I am confused as to why c = 8 and not 9 in the code below.

int a = 5, b = 3;
System.out.println(a + b);
int c = a + b++; //
b++;
System.out.println(a + b);
System.out.format("a=%d, b=%d, c=%d %n", a,b,c);
    
    

Answer 1

Post-increment (b++) or decrement (b--) means read the value first then modify. Pre-increment(++b) or decrement (--b)means modify the value then read.

Answer 2

When you say b++, you are not saying 'add 1 to b, and then use b's new value'. You are saying 'use b's current value for this expression, and then once you are done, add 1 to b'.

So in your example, int c = a + b++, the current expression is a + b.
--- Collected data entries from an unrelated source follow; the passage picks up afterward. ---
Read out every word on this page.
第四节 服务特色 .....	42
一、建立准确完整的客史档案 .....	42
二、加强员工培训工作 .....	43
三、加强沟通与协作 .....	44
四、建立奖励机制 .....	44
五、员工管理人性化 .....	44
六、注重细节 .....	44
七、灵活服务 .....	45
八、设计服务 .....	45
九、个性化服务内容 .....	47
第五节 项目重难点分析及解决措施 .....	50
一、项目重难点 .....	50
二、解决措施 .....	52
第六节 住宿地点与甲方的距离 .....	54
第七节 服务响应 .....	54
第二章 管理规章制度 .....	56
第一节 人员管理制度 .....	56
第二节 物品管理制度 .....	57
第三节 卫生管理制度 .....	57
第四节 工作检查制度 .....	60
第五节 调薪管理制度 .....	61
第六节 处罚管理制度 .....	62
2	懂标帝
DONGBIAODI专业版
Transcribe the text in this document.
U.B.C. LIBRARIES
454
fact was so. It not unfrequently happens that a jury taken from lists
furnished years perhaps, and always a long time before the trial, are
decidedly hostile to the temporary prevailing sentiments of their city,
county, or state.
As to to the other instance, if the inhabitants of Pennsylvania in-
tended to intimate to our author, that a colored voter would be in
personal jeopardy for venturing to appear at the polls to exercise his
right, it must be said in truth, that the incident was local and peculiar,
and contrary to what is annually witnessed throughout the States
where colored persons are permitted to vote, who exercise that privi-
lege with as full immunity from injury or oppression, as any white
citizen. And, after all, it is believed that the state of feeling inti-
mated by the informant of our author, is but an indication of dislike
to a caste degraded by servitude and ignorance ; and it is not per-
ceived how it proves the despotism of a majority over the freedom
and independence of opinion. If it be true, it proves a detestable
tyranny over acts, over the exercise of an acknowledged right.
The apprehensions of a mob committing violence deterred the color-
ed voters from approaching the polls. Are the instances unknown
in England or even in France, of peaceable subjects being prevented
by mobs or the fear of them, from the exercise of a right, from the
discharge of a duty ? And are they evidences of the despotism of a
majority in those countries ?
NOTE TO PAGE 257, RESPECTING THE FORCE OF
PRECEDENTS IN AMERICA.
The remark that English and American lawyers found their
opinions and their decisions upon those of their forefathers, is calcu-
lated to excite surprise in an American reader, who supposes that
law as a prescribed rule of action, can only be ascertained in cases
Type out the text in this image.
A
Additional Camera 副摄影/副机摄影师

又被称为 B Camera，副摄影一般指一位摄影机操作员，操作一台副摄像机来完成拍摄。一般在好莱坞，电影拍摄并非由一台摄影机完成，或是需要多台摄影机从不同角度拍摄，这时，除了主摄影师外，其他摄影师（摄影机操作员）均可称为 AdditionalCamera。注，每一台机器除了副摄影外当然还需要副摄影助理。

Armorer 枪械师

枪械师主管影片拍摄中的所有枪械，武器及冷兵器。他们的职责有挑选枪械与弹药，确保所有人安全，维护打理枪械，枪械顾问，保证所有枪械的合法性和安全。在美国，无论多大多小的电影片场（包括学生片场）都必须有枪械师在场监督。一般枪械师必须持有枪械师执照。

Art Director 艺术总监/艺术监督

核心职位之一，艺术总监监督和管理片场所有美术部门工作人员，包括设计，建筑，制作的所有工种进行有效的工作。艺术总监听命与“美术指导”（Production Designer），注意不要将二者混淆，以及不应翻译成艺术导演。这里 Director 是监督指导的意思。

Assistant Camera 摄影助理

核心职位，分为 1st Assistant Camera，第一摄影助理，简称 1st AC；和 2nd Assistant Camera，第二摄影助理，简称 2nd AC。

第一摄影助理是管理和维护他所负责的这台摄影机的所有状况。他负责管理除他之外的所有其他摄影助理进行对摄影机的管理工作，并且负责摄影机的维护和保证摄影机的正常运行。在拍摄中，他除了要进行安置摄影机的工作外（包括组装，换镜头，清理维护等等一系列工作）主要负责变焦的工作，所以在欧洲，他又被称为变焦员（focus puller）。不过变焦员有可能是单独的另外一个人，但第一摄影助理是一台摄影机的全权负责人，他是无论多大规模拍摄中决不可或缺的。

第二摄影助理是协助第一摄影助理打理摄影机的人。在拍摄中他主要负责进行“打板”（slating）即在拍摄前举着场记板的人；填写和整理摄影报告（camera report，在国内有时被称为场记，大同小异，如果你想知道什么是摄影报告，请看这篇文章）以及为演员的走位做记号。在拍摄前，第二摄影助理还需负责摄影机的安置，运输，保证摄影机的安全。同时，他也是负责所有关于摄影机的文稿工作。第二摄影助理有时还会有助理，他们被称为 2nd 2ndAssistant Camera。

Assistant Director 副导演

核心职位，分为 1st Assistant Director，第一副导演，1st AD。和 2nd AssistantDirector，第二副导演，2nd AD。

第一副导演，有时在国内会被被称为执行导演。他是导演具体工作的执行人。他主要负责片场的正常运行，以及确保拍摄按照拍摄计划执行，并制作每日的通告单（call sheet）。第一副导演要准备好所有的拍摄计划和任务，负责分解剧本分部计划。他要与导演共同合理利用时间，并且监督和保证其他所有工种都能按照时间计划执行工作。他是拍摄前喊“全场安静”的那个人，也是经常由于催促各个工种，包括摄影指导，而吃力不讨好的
So, for the a + b, b will give the expression 3, then increment itself to 4.

If you want to avoid this issue, you could do ++b instead of b++. ++b will do exactly what you expect: increment b, then use its new value in the expression.

Answer 3

The assignment of b is taking place after the statement.

int c = a + b++;

This is the same as saying

int c = a + b;
b = b + 1;

If you wanted c to equal 9, you can use the prefix unary operator.

int c = a + ++b;

Which is the same as saying

b = b + 1;
int c = a + b;

Assignment, Arithmetic, and Unary Operators (The Java™ Tutorials > Learning the Java Language > Language Basics)

Answer 4

There are two types of increment Operators :

1. Post increment : (b++), which states that it will use the value first and then increment.
2. Pre Increment : (++b), which states that it will first increment the value and then use it.

In your case you are using b++ hence, it first use the value of b, i.e. 3, and then updates 3 -> 4, and again you are using b++, again it update the value to 4 -> 5. Hence its new value is 5 and in c it used the previous value not updated.